Cloudpunk Review | Gamemag

A distant future with brutal corporations and cloud-going cities rolling into a pit of technological apocalypse is becoming increasingly popular.

Cloudpunk from studio Ion lands uses still trendy pixel graphics and combines it with the grim worlds of Philip K. Dick.

In the role of the emigrant girl of Rania, you arrive in the futuristic metropolis Nivalis, where androids and people coexist on the busy streets, and the city is divided into levels according to social status.

Trying to make a living, Rania sells the body of her beloved android and gets a job in the illegal Cloudpunk delivery service. Delivering packages to different clients, the heroine gets acquainted with the city, its inhabitants and gradually learns the details of the global conspiracy associated with the rebellious AI.

Using a game model very similar to Death stranding, the authors tell individual stories through item delivery and numerous dialogues.

You can get a ticking mechanism in an opaque box as a load or get acquainted with a colony of androids who are looking for a new meaning in life after the death of their creator.

Sometimes you try to help wealthy customers bring an expensive painting or deliver pizza for a white-collar worker. You are haunted by corporate security services and various criminal gangs, but all this variety of opportunities remains unused.

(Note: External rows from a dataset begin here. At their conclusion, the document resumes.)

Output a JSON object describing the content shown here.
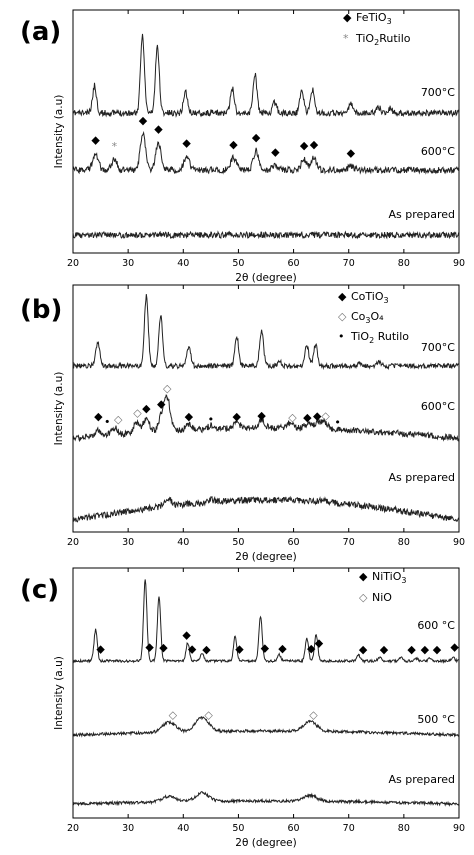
{
  "chart_data": [
    {
      "type": "line",
      "panel_label": "(a)",
      "xlabel": "2θ (degree)",
      "ylabel": "Intensity (a.u)",
      "xlim": [
        20,
        90
      ],
      "xticks": [
        "20",
        "30",
        "40",
        "50",
        "60",
        "70",
        "80",
        "90"
      ],
      "legend": [
        {
          "marker": "◆",
          "text": "FeTiO",
          "sub": "3",
          "tail": ""
        },
        {
          "marker": "*",
          "text": "TiO",
          "sub": "2",
          "tail": "Rutilo"
        }
      ],
      "series": [
        {
          "name": "700°C",
          "peaks": [
            [
              23.9,
              0.35
            ],
            [
              32.6,
              1.0
            ],
            [
              35.3,
              0.85
            ],
            [
              40.4,
              0.28
            ],
            [
              48.9,
              0.32
            ],
            [
              53.0,
              0.5
            ],
            [
              56.6,
              0.14
            ],
            [
              61.5,
              0.3
            ],
            [
              63.4,
              0.3
            ],
            [
              70.4,
              0.12
            ],
            [
              75.4,
              0.08
            ],
            [
              77.5,
              0.06
            ]
          ]
        },
        {
          "name": "600°C",
          "peaks": [
            [
              24.1,
              0.3
            ],
            [
              27.5,
              0.18
            ],
            [
              32.7,
              0.65
            ],
            [
              35.5,
              0.5
            ],
            [
              40.6,
              0.25
            ],
            [
              49.1,
              0.22
            ],
            [
              53.2,
              0.35
            ],
            [
              56.7,
              0.08
            ],
            [
              61.9,
              0.2
            ],
            [
              63.7,
              0.22
            ],
            [
              70.4,
              0.06
            ]
          ]
        },
        {
          "name": "As prepared",
          "peaks": []
        }
      ],
      "markers": [
        {
          "symbol": "◆",
          "x": [
            24.1,
            32.7,
            35.5,
            40.6,
            49.1,
            53.2,
            56.7,
            61.9,
            63.7,
            70.4
          ]
        },
        {
          "symbol": "*",
          "x": [
            27.5
          ]
        }
      ]
    },
    {
      "type": "line",
      "panel_label": "(b)",
      "xlabel": "2θ (degree)",
      "ylabel": "Intensity (a.u)",
      "xlim": [
        20,
        90
      ],
      "xticks": [
        "20",
        "30",
        "40",
        "50",
        "60",
        "70",
        "80",
        "90"
      ],
      "legend": [
        {
          "marker": "◆",
          "text": "CoTiO",
          "sub": "3",
          "tail": ""
        },
        {
          "marker": "◇",
          "text": "Co",
          "sub": "3",
          "tail": "O₄"
        },
        {
          "marker": "•",
          "text": "TiO",
          "sub": "2",
          "tail": " Rutilo"
        }
      ],
      "series": [
        {
          "name": "700°C",
          "peaks": [
            [
              24.5,
              0.35
            ],
            [
              33.3,
              1.0
            ],
            [
              35.9,
              0.72
            ],
            [
              41.0,
              0.28
            ],
            [
              49.7,
              0.42
            ],
            [
              54.2,
              0.5
            ],
            [
              57.5,
              0.06
            ],
            [
              62.4,
              0.3
            ],
            [
              64.0,
              0.3
            ],
            [
              72.0,
              0.05
            ],
            [
              75.5,
              0.05
            ]
          ]
        },
        {
          "name": "600°C",
          "peaks": [
            [
              24.6,
              0.15
            ],
            [
              27.5,
              0.18
            ],
            [
              31.5,
              0.25
            ],
            [
              33.3,
              0.35
            ],
            [
              36.0,
              0.35
            ],
            [
              37.1,
              0.8
            ],
            [
              41.0,
              0.15
            ],
            [
              45.0,
              0.08
            ],
            [
              49.7,
              0.15
            ],
            [
              54.2,
              0.18
            ],
            [
              59.5,
              0.15
            ],
            [
              62.5,
              0.12
            ],
            [
              64.3,
              0.15
            ],
            [
              65.5,
              0.18
            ]
          ]
        },
        {
          "name": "As prepared",
          "peaks": [
            [
              37.2,
              0.3
            ],
            [
              44.9,
              0.08
            ],
            [
              59.4,
              0.06
            ],
            [
              65.4,
              0.07
            ]
          ]
        }
      ],
      "markers": [
        {
          "symbol": "◆",
          "x": [
            24.6,
            33.3,
            36.0,
            41.0,
            49.7,
            54.2,
            62.5,
            64.3
          ]
        },
        {
          "symbol": "◇",
          "x": [
            28.2,
            31.7,
            37.1,
            59.8,
            65.8
          ]
        },
        {
          "symbol": "•",
          "x": [
            26.2,
            45.0,
            68.0
          ]
        }
      ]
    },
    {
      "type": "line",
      "panel_label": "(c)",
      "xlabel": "2θ (degree)",
      "ylabel": "Intensity (a.u)",
      "xlim": [
        20,
        90
      ],
      "xticks": [
        "20",
        "30",
        "40",
        "50",
        "60",
        "70",
        "80",
        "90"
      ],
      "legend": [
        {
          "marker": "◆",
          "text": "NiTiO",
          "sub": "3",
          "tail": ""
        },
        {
          "marker": "◇",
          "text": "NiO",
          "sub": "",
          "tail": ""
        }
      ],
      "series": [
        {
          "name": "600 °C",
          "peaks": [
            [
              24.1,
              0.38
            ],
            [
              33.1,
              1.0
            ],
            [
              35.6,
              0.78
            ],
            [
              40.8,
              0.22
            ],
            [
              43.4,
              0.1
            ],
            [
              49.4,
              0.3
            ],
            [
              54.0,
              0.55
            ],
            [
              57.4,
              0.08
            ],
            [
              62.4,
              0.28
            ],
            [
              64.1,
              0.32
            ],
            [
              71.8,
              0.07
            ],
            [
              75.6,
              0.05
            ],
            [
              79.5,
              0.04
            ],
            [
              82.3,
              0.03
            ],
            [
              84.8,
              0.04
            ],
            [
              88.9,
              0.05
            ]
          ]
        },
        {
          "name": "500 °C",
          "peaks": [
            [
              37.4,
              0.14
            ],
            [
              43.4,
              0.2
            ],
            [
              63.0,
              0.14
            ]
          ]
        },
        {
          "name": "As prepared",
          "peaks": [
            [
              37.4,
              0.08
            ],
            [
              43.4,
              0.12
            ],
            [
              63.0,
              0.08
            ]
          ]
        }
      ],
      "markers": [
        {
          "symbol": "◆",
          "x": [
            25.0,
            33.9,
            36.4,
            41.6,
            40.6,
            44.2,
            50.2,
            54.8,
            58.0,
            63.2,
            64.6,
            72.6,
            76.4,
            81.4,
            83.8,
            86.0,
            89.2
          ]
        },
        {
          "symbol": "◇",
          "x": [
            38.1,
            44.6,
            63.6
          ]
        }
      ]
    }
  ]
}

Most of the stories break short, some disappoint, and the choice is rare and very limited.

Some of the characters are cross-cutting, but the plots with them do not seem open or maximally realized.

Plus, the mechanics themselves with a search for parking and then a walking route through numerous elevators and floors are tiring. As well as skipped dialogs with artificial intelligence, because of which you can not find out the next route point or talk with the seller for a long time.

With the new patch, the game offers a choice between first and third person views while traveling across the earth. And this one is very convenient, considering not the most successful level planning.